Opinião: Lula leva o poder à Amazônia e o clima à política

A transferência temporária do poder para Belém marca um gesto político que une soberania nacional, diplomacia ambiental e justiça climática / Reprodução

Pela primeira vez desde a Rio-92, o Brasil muda simbolicamente sua capital para reforçar o protagonismo amazônico no debate global sobre o clima


Em um mundo onde a lógica capitalista frequentemente dita a exploração desenfreada dos recursos naturais, transformando florestas em commodities e comunidades em obstáculos ao progresso, gestos simbólicos carregados de intenção política são mais urgentes do que nunca.
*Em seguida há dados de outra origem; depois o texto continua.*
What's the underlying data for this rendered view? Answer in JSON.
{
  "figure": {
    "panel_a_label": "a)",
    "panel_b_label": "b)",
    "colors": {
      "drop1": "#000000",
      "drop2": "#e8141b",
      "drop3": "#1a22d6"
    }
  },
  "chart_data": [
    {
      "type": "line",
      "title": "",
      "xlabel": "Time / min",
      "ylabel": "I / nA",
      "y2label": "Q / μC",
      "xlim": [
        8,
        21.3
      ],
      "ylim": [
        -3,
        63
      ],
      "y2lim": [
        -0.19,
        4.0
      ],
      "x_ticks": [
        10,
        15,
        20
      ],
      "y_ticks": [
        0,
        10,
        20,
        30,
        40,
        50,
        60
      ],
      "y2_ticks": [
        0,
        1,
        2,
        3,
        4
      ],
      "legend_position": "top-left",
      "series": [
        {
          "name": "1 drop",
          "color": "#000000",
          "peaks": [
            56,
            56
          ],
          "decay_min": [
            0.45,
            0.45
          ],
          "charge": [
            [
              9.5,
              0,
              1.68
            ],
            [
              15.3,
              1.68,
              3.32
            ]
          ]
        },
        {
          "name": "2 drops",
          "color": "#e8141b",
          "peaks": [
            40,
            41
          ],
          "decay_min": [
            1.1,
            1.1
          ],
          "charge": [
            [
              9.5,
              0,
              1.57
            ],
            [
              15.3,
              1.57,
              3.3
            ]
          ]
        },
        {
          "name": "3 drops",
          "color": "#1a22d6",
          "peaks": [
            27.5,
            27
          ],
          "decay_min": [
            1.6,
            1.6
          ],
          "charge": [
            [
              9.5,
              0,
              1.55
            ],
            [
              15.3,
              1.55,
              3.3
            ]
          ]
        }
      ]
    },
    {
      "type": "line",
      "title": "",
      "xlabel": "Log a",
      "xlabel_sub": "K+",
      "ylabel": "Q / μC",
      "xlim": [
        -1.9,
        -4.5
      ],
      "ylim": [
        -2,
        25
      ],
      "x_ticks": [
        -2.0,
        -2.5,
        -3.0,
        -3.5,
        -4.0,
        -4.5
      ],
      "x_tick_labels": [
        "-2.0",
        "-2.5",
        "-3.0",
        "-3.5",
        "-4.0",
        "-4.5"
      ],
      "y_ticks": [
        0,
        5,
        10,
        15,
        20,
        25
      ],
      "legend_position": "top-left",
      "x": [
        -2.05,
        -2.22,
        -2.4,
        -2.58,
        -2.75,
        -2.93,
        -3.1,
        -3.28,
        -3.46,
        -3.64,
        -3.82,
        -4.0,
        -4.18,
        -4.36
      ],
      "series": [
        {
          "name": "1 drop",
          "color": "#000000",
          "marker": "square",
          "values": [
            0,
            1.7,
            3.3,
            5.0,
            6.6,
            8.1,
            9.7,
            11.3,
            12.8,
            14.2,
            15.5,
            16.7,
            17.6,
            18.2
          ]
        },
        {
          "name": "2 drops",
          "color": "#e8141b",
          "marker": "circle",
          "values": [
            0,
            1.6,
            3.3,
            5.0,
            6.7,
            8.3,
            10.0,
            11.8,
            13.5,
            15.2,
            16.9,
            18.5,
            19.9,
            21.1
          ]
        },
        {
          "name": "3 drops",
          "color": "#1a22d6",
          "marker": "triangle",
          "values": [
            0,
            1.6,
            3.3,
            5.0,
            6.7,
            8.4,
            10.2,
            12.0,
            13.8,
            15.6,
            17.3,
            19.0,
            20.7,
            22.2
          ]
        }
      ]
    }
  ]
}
A decisão do presidente Lula de sancionar a lei que transfere temporariamente a capital federal para Belém, durante a COP30, é muito mais que um mero protocolo administrativo. É um ato estratégico de resistência e um recado claro ao mundo: o Brasil recoloca o bioma Amazônia no centro do debate sobre o futuro do planeta.

A medida, prevista na Constituição e com precedentes como a Rio-92, possui um profundo significado. Ao instalar simbolicamente o coração da nação no coração da sua maior floresta, o governo força o mundo a encarar a realidade.

Não se discute o clima global de um planalto central distante, de escritórios climatizados que, muitas vezes, emitem decretos sobre o que não conhecem. Discute-se o clima a partir do chão da floresta, sentindo o seu pulso, ouvindo (ainda que simbolicamente) as vozes de seus povos. Essa mudança de perspectiva é um antídoto necessário à abstração tecnocrática que domina as negociações internacionais.

Leia: Lula sanciona lei que transforma Belém na capital temporária do Brasil durante a COP30

A transferência da capital para Belém é um golpe de mestre na narrativa que separa economia de ecologia. Ela evidencia, de forma prática, que a agenda ambiental não é um apêndice, um “departamento” do governo, mas a base sobre a qual qualquer projeto de nação deve se erguer.

Ao ampliar a interlocução com as delegações internacionais a partir da Amazônia, o Brasil não apenas consolida seu protagonismo, mas apresenta a própria floresta como a principal autoridade nas discussões. É a materialização do lema: “nada sobre nós, sem nós”, onde o “nós” é a floresta e suas populações.

Este ato se contrapõe frontalmente à lógica capitalista de curto prazo, que enxerga a Amazônia como uma fronteira a ser conquistada e esgotada.

Ao impulsionar o desenvolvimento local de Belém em torno de um evento climático, demonstra-se que a nova economia – a economia verde, de baixo carbono, do conhecimento tradicional e da bioeconomia – é viável e desejável. É um contraponto ao modelo predatório que, historicamente, tem sido imposto à região, gerando lucros para poucos e prejuízos incalculáveis para a humanidade.

A simbologia de ter os três Poderes da República operando a partir da Amazônia, mesmo que por poucos dias, é um lembrete poderoso de que a soberania nacional não se exerce apenas com trator e motosserra, mas também com ciência, preservação e diplomacia climática.

É um compromisso com as gerações futuras, um reconhecimento de que a maior riqueza do Brasil não está no que pode ser extraído e vendido, mas no que pode ser preservado e celebrado como um bem comum global.

Portanto, longe de ser um mero gesto protocolar, a transferência da capital para Belém na COP30 é uma declaração política profunda. É a afirmação de que o Brasil opta por se reposicionar no mundo não como o celeiro do agronegócio exportador a qualquer custo, mas como o guardião da maior floresta tropical do planeta.

É um passo ousado e necessário em um planeta que clama por ações concretas, e não apenas por promessas vazias feitas à distância. O futuro, afinal, não será decidido nos centros financeiros do mundo, mas a partir da vitalidade de biomas como a Amazônia. E é de lá, mesmo que temporariamente, que o Brasil deve falar.